27日にマレーシアのクアラルンプールでASEAN+3首脳会議が開かれた後、31日〜11月1日にはアジア太平洋経済協力(APEC)首脳会議が慶尚北道慶州(キョンジュ)で立て続けに開催される。「首脳外交のスーパーウィーク」だ。首脳外交は、国益のために各国首脳のリーダーシップが競争と協力で鎬(しのぎ)を削る試験場だ。李在明(イ・ジェミョン)政権は国益と実用を最優先し、最後まで最善の努力を尽くしてほしい。
APEC首脳会議は毎年開かれるが、関税戦争、米中貿易紛争などが重なった現状況で開かれる今回の会議は、世界の注目度が例年とは異なる。韓国にとっては、韓米首脳会談で米国との関税交渉がまとまるかどうかが大きな関心事だ。ドナルド・トランプ大統領は「妥結間近」だとして、「彼ら(韓国)の(妥結に向けた)準備ができ次第だ。私は準備ができている」と述べた。韓国の3500億ドルの対米投資パッケージの構成と履行案などをめぐり、米国が最後の譲歩を要求しているものとみられる。米国との信頼関係を構築しつつも、国益と商業的合理性を失わないことを望む。

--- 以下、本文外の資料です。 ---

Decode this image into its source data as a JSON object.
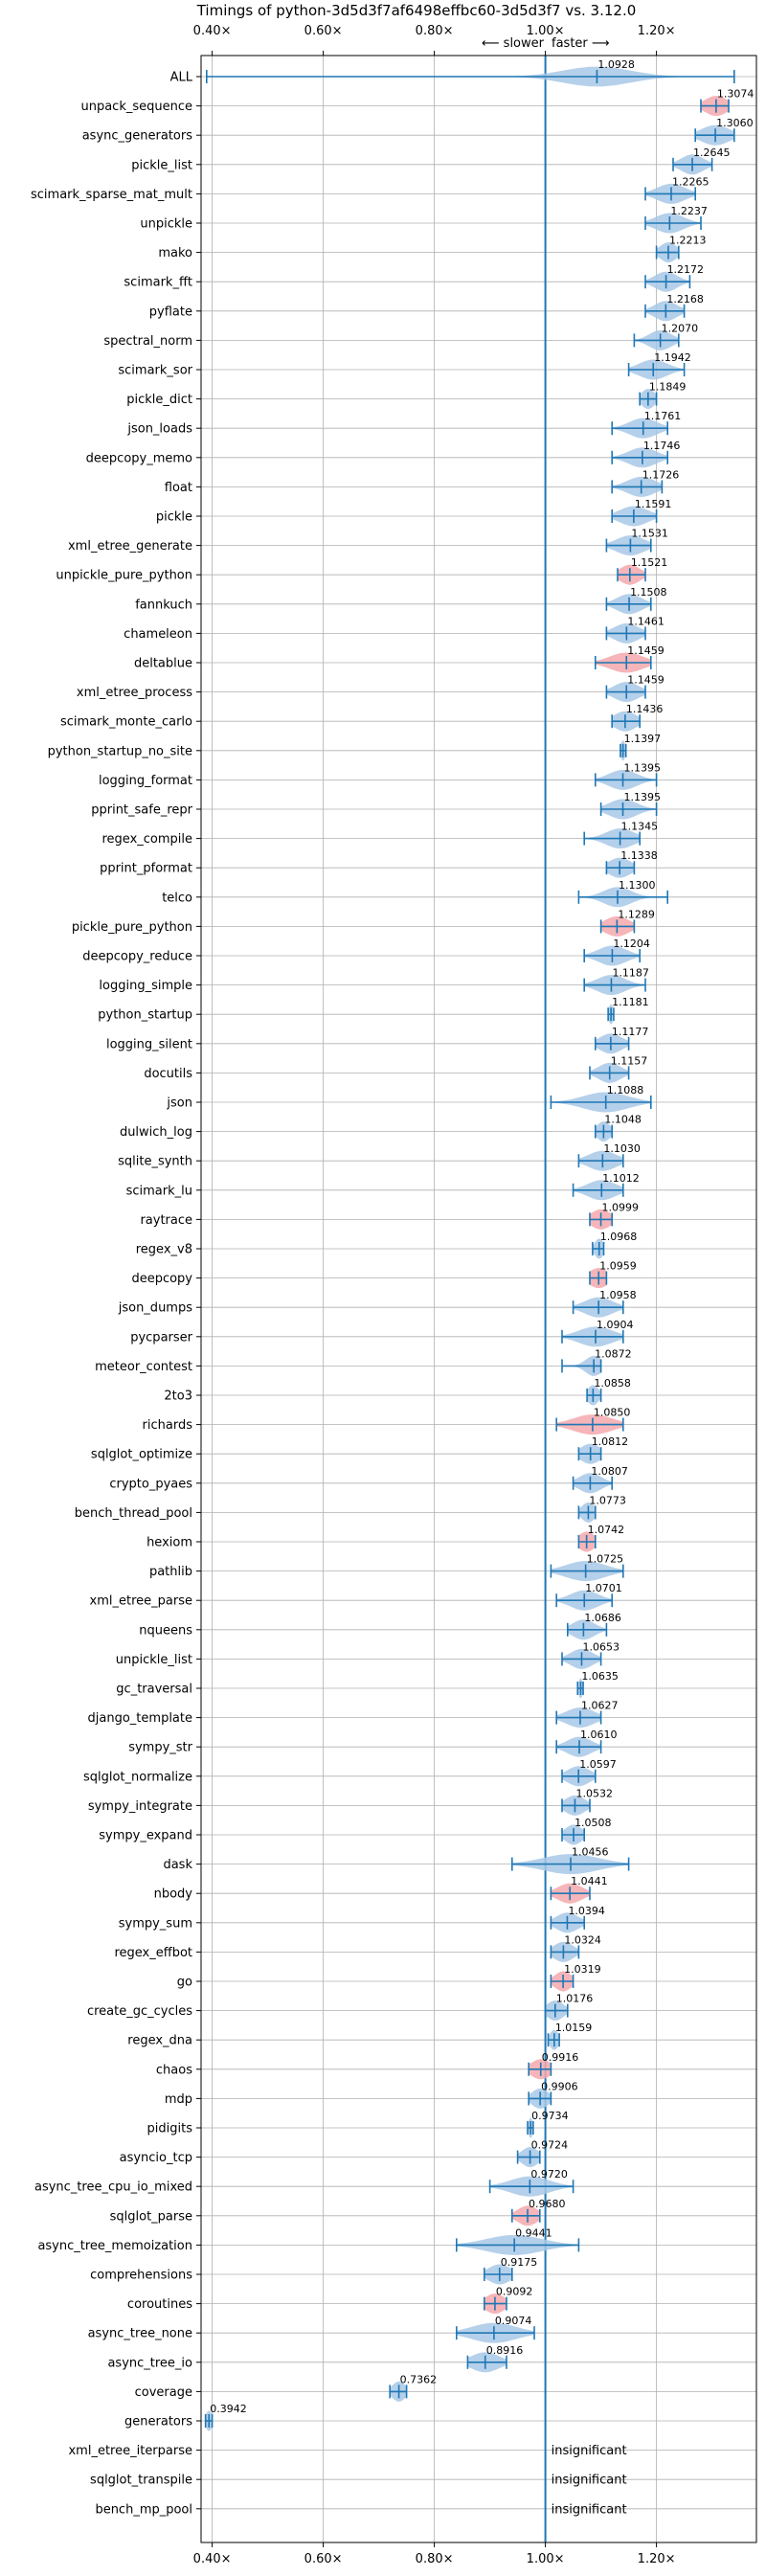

今回のAPECで、韓国は韓中首脳会談(11月1日)のほかに韓日首脳会談の日程も調整している。周辺国である中国や日本との間に残っている重苦しい空気を、今回を機に「真摯な意思疎通」で解消しなければならない。11年ぶりに国賓として訪韓する中国の習近平国家主席との首脳会談は韓中関係修復の出発点としなければならず、極右色が懸念されている日本の高市早苗新首相とも前向きな韓日関係が保たれるようにする必要がある。
これとともに全世界が最も注目する場面は、30日に開かれる米中首脳会談だ。最近、レアアースの輸出規制と関連して米中間の神経戦が繰り広げられているが、今回の会談で外交的折衝を通じて貿易分野の緊張緩和が実現するという期待が高まっている。さらに、トランプ大統領と北朝鮮の金正恩(キム・ジョンウン)国務委員長の「サプライズ会合」の可能性も取りざたされている。トランプ大統領は「会合に100%開かれている」というシグナルを送っているが、金委員長は沈黙を守っている。今のところは実現の可能性は高くないかもしれないが、最後まで注目せざるを得ない。
今回のAPEC首脳会議では、韓国は開催国として会議全体を安定的に行い、世界における韓国の地位をさらに高める契機にするとともに、米中日などとの二国間会談を通じて韓国の国益を守るという二つの課題を同時に遂行しなければならない。全方位的な外交課題の前に国益と実用を最優先し、緊張感を失わず、細心の注意を払ってほしい。